The implications of this are powerful. Al-Qaeda is composed of a diversity of individuals and groups who join based on common need and shared vision (e.g., they internalize the goals and values), are provided with resources and contacts with whom they can develop plans for attack, and then are told to “go wreak havoc on the enemy” (e.g., the mission) without requirements for bureaucratic oversight or micro-managing from above. Such a system represents an incredibly forceful and resilient organizational form.

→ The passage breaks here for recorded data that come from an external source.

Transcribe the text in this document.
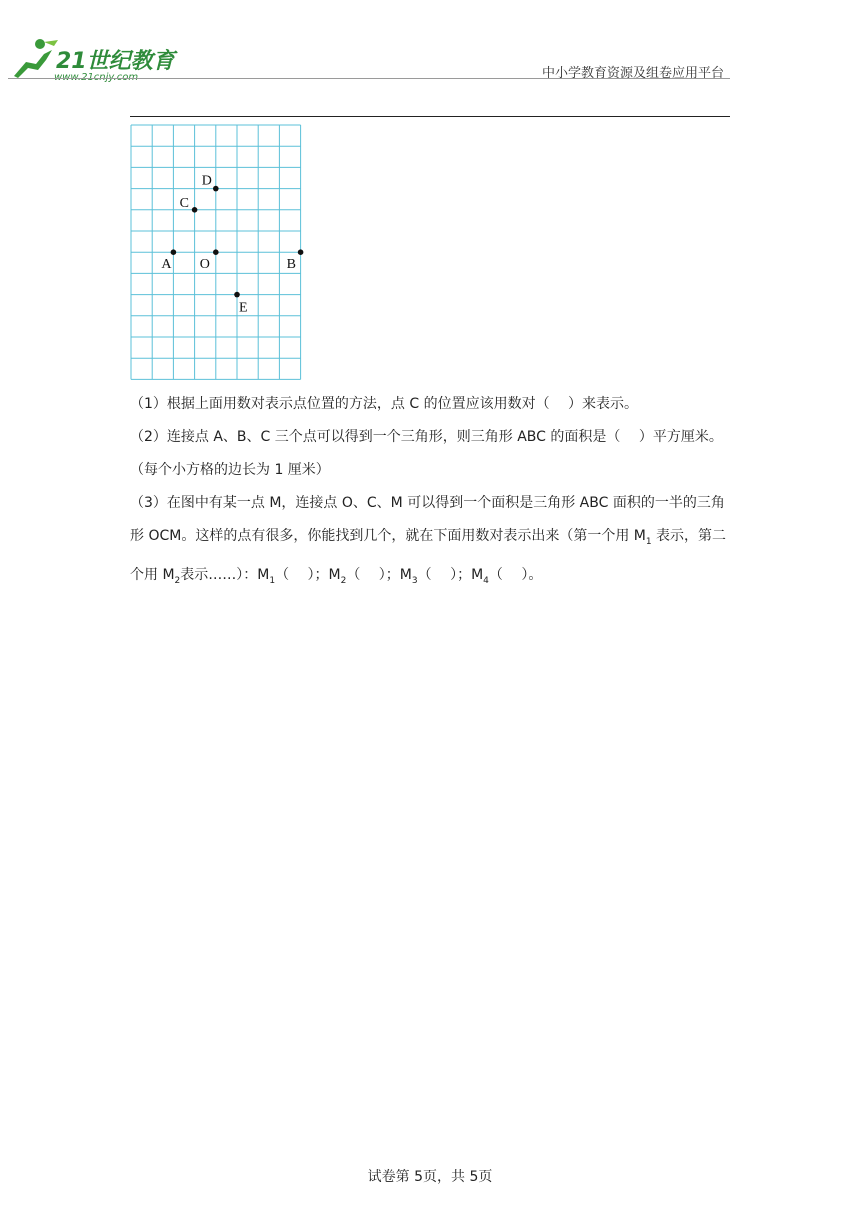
21世纪教育
www.21cnjy.com	中小学教育资源及组卷应用平台
A O	B
C
D
E
（1）根据上面用数对表示点位置的方法，点 C 的位置应该用数对（　 ）来表示。
（2）连接点 A、B、C 三个点可以得到一个三角形，则三角形 ABC 的面积是（　 ）平方厘米。（每个小方格的边长为 1 厘米）
（3）在图中有某一点 M，连接点 O、C、M 可以得到一个面积是三角形 ABC 面积的一半的三角形 OCM。这样的点有很多，你能找到几个，就在下面用数对表示出来（第一个用 $M_1$ 表示，第二个用 $M_2$表示……）：$M_1$（　 ）；$M_2$（　 ）；$M_3$（　 ）；$M_4$（　 ）。
试卷第 5页，共 5页
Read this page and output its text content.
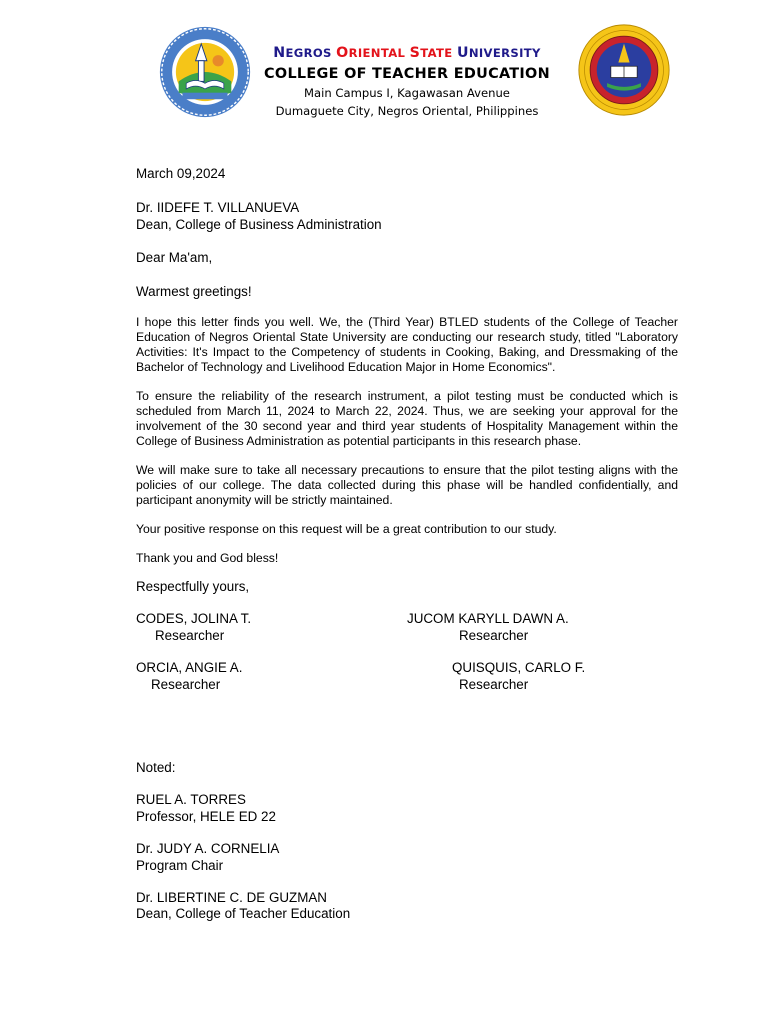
NEGROS ORIENTAL STATE UNIVERSITY
COLLEGE OF TEACHER EDUCATION
Main Campus I, Kagawasan Avenue
Dumaguete City, Negros Oriental, Philippines
March 09,2024
Dr. IIDEFE T. VILLANUEVA
Dean, College of Business Administration
Dear Ma'am,
Warmest greetings!
I hope this letter finds you well. We, the (Third Year) BTLED students of the College of Teacher Education of Negros Oriental State University are conducting our research study, titled "Laboratory Activities: It's Impact to the Competency of students in Cooking, Baking, and Dressmaking of the Bachelor of Technology and Livelihood Education Major in Home Economics".
To ensure the reliability of the research instrument, a pilot testing must be conducted which is scheduled from March 11, 2024 to March 22, 2024. Thus, we are seeking your approval for the involvement of the 30 second year and third year students of Hospitality Management within the College of Business Administration as potential participants in this research phase.
We will make sure to take all necessary precautions to ensure that the pilot testing aligns with the policies of our college. The data collected during this phase will be handled confidentially, and participant anonymity will be strictly maintained.
Your positive response on this request will be a great contribution to our study.
Thank you and God bless!
Respectfully yours,
CODES, JOLINA T.
Researcher
JUCOM KARYLL DAWN A.
Researcher
ORCIA, ANGIE A.
Researcher
QUISQUIS, CARLO F.
Researcher
Noted:
RUEL A. TORRES
Professor, HELE ED 22
Dr. JUDY A. CORNELIA
Program Chair
Dr. LIBERTINE C. DE GUZMAN
Dean, College of Teacher Education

While there is obviously much that we don't know about this organization, or the leadership of complex networks in general, it does seem that by examining organizations through a new lens of complex leadership we may be able to generate insight for organizational leadership far beyond traditional views (which may be limiting us currently). One might argue that the examples of complex leadership examined in this article may be so different from the experiences of business organizations that their generalizability is subject to question, particularly regarding the issue of control and accountability. However, others argue that our current views of control may be as extreme in the opposite direction (i.e., too much control), and that current organizational structures inhibit the creativity and flexibility needed to survive in a rapidly expanding information age (Stacey et al., 2000).